Reviewing the film The Lion, the Witch, and the Wardrobe, Polly Toynbee, the queen of progressivist pieties in Britain, wrote that Aslan "is an emblem for everything an atheist objects to in religion. His divine presence is a way to avoid humans taking responsibility for everything here and now on earth, where no one is watching, no one is guiding, no one is judging, and there is no other place yet to come. Without an Aslan, there is on one here but ourselves to suffer for our sins, no one to redeem us but ourselves: we are obliged to settle our own disputes and do what we can."
Sounds very nice. But in practice the lack of belief in divine presence is just as likely to lead to humans avoiding responsibility: if there's nothing other than the here and now, who needs to settle disputes at all? All you have to do is manage to defer them till after you're dead--which is the European electorates' approach to their unaffordable social programs.

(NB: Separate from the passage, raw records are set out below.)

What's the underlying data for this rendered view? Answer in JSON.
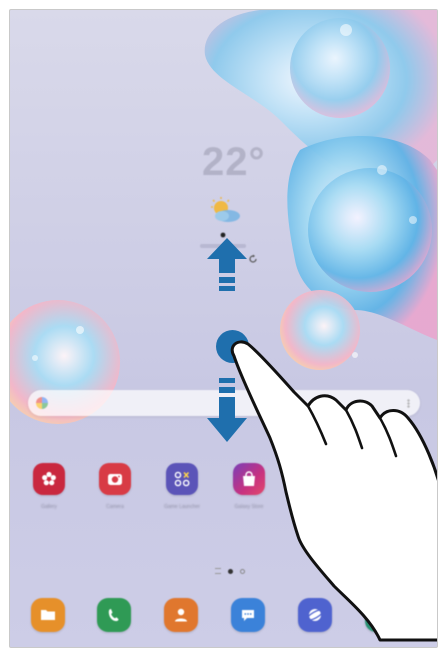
{
  "screen": {
    "clock": "22°",
    "colors": {
      "accent": "#1f6fad",
      "wallpaper": "#cfcfe6"
    }
  },
  "home_apps": [
    {
      "label": "Gallery",
      "icon": "gallery-flower-icon",
      "color": "#c9283f"
    },
    {
      "label": "Camera",
      "icon": "camera-icon",
      "color": "#d83b45"
    },
    {
      "label": "Game Launcher",
      "icon": "game-launcher-icon",
      "color": "#5b54b8"
    },
    {
      "label": "Galaxy Store",
      "icon": "galaxy-store-bag-icon",
      "color": "#c8327f"
    }
  ],
  "dock_apps": [
    {
      "label": "My Files",
      "icon": "folder-icon",
      "color": "#e6902a"
    },
    {
      "label": "Phone",
      "icon": "phone-icon",
      "color": "#2f9a55"
    },
    {
      "label": "Contacts",
      "icon": "contacts-icon",
      "color": "#e0772e"
    },
    {
      "label": "Messages",
      "icon": "messages-icon",
      "color": "#3b82d9"
    },
    {
      "label": "Internet",
      "icon": "internet-icon",
      "color": "#4f63cf"
    },
    {
      "label": "Calendar",
      "icon": "calendar-icon",
      "color": "#2a9274"
    }
  ],
  "gesture": {
    "type": "swipe-up-or-down",
    "arrow_up": "arrow-up-icon",
    "arrow_down": "arrow-down-icon",
    "hand": "pointing-hand-icon"
  }
}
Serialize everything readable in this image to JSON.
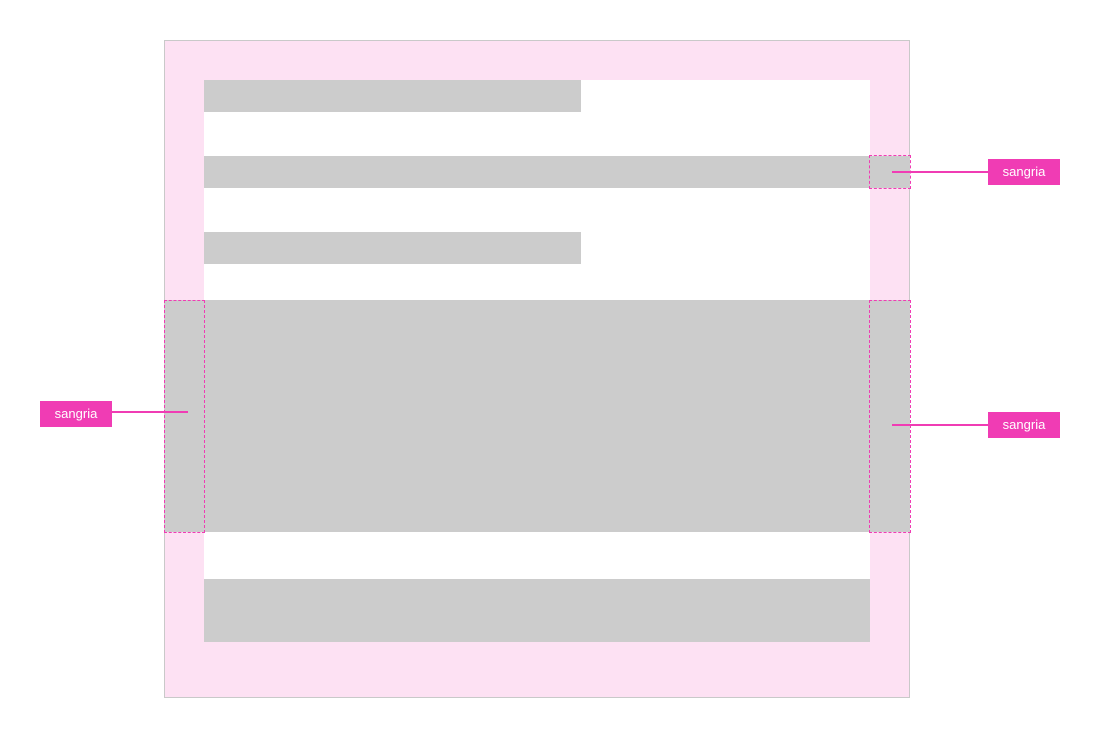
{
  "annotations": {
    "top_right": "sangria",
    "middle_left": "sangria",
    "middle_right": "sangria"
  },
  "colors": {
    "bleed_area": "#fde1f3",
    "content_block": "#cccccc",
    "annotation": "#f03cb4",
    "frame_border": "#c9c9c9"
  }
}
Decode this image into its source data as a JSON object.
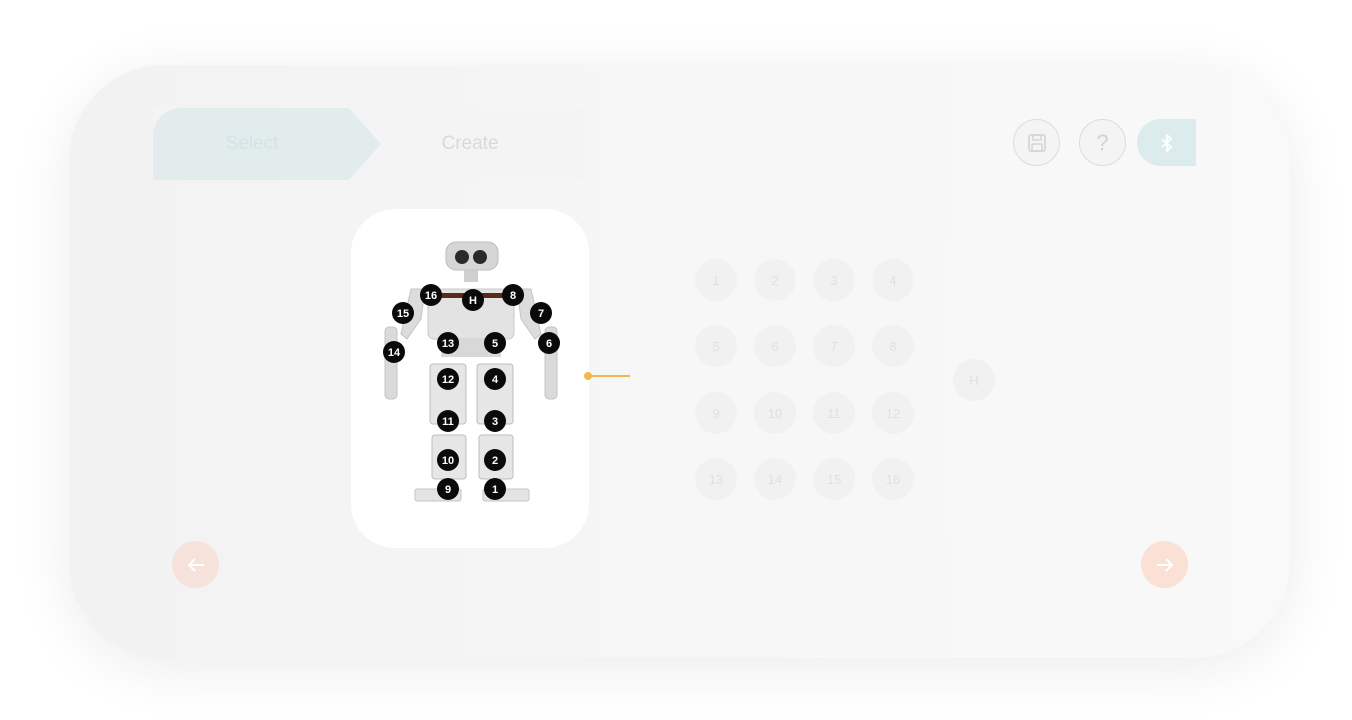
{
  "tabs": [
    {
      "label": "Select",
      "active": true
    },
    {
      "label": "Create",
      "active": false
    }
  ],
  "header_buttons": {
    "save_icon": "save-icon",
    "help_label": "?",
    "bluetooth_icon": "bluetooth-icon"
  },
  "robot": {
    "head_label": "H",
    "joint_labels": [
      "16",
      "H",
      "8",
      "15",
      "7",
      "14",
      "13",
      "5",
      "6",
      "12",
      "4",
      "11",
      "3",
      "10",
      "2",
      "9",
      "1"
    ]
  },
  "servo_grid": {
    "rows": [
      [
        "1",
        "2",
        "3",
        "4"
      ],
      [
        "5",
        "6",
        "7",
        "8"
      ],
      [
        "9",
        "10",
        "11",
        "12"
      ],
      [
        "13",
        "14",
        "15",
        "16"
      ]
    ],
    "head_button": "H"
  },
  "navigation": {
    "prev_icon": "arrow-left-icon",
    "next_icon": "arrow-right-icon"
  },
  "colors": {
    "accent": "#f2b84b",
    "select_tab": "#e2eced",
    "joint_marker": "#0a0a0a"
  }
}
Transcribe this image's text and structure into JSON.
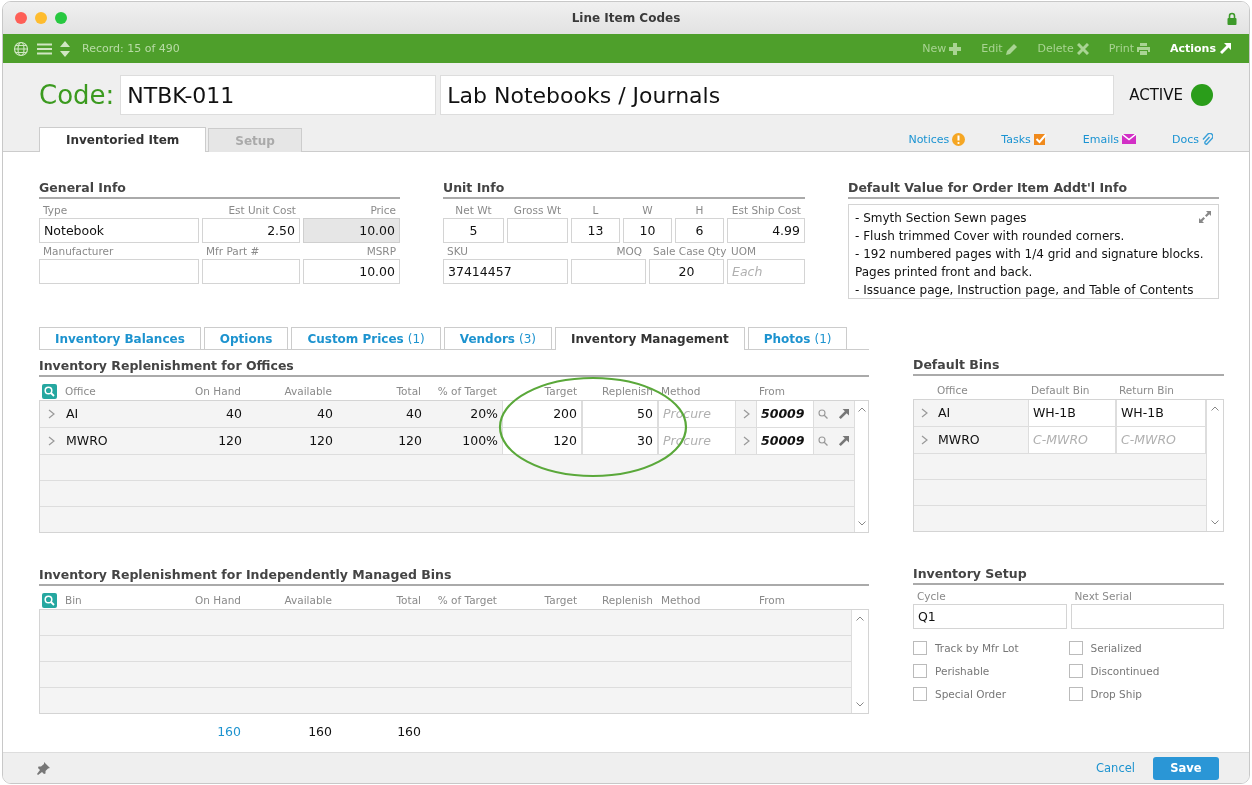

The meek's prospects of inheriting the earth are considerably diminished in a post-Christian society: chances are they'll just get steamrollered by more motivated types. You don't have to look far to get the cut of my jib.
What? They must use that expression differently in Canada.
And yet even those who understand very clearly the nature of Islam are complacent about Europe's own structural defects. Olivier Roy, one of the most respected Islamic experts in France, nevertheless insists "secularism is the future." Almost by definition, secularism cannot be a future: it's a present-tense culture that over time disconnects a society from cross-generational purpose. Which is why there are no examples of sustained atheist civilizations. "Atheistic humanism" became inhumanism in the hands of the Fascists and Communists and, in its less malign form in today's European Union, a kind of dehumanism in which a present-tense culture amuses itself to extinction. Post-Christian European culture is already post-cultural and, with its surging Muslim populations, will soon be post-European.
Discussions of world events will be shallow if they ignore this book.
I've said that first generation atheists are thoughtful people and wonderful humanitarians who were convinced by philosophy and[/or] experience that what they grew up believing is wrong. But their children are another story. They grow up believing the simple statement "there is no God" and all the rest is "blah, blah, blah." The stories and explanations don't cut very deeply when they're not your own (especially when you don't tell them well - and hard). So I find his line here quite plausible.
The children take the belief and then what? There'd better be a helluvan ethical theory to latch on to. Relativism sure isn't it.
Yet my theory may also apply to any conversion - I've only noticed it in atheists. Come to think of it, I know quite a few apostate Christians for whom this applies as well. Myself included (sometimes), although I think the apostacy in my generation's case is a direct result of farming kids out to central government controlled education.
It's that Dewey bastard's fault.
BTW, my first post on Steyn's book is here.
Update on finishing the book: Steyn believes we should reshoulder Kipling's White Man's Burden, citing the literary arguments of Arthur Conan Doyle in The Tragedy of the Korosko.
Hmm. I hope we don't have to take that pill. I find it hard to swallow. I think I prefer the commentary on Kipling's poem at GMU. Oh! They have more!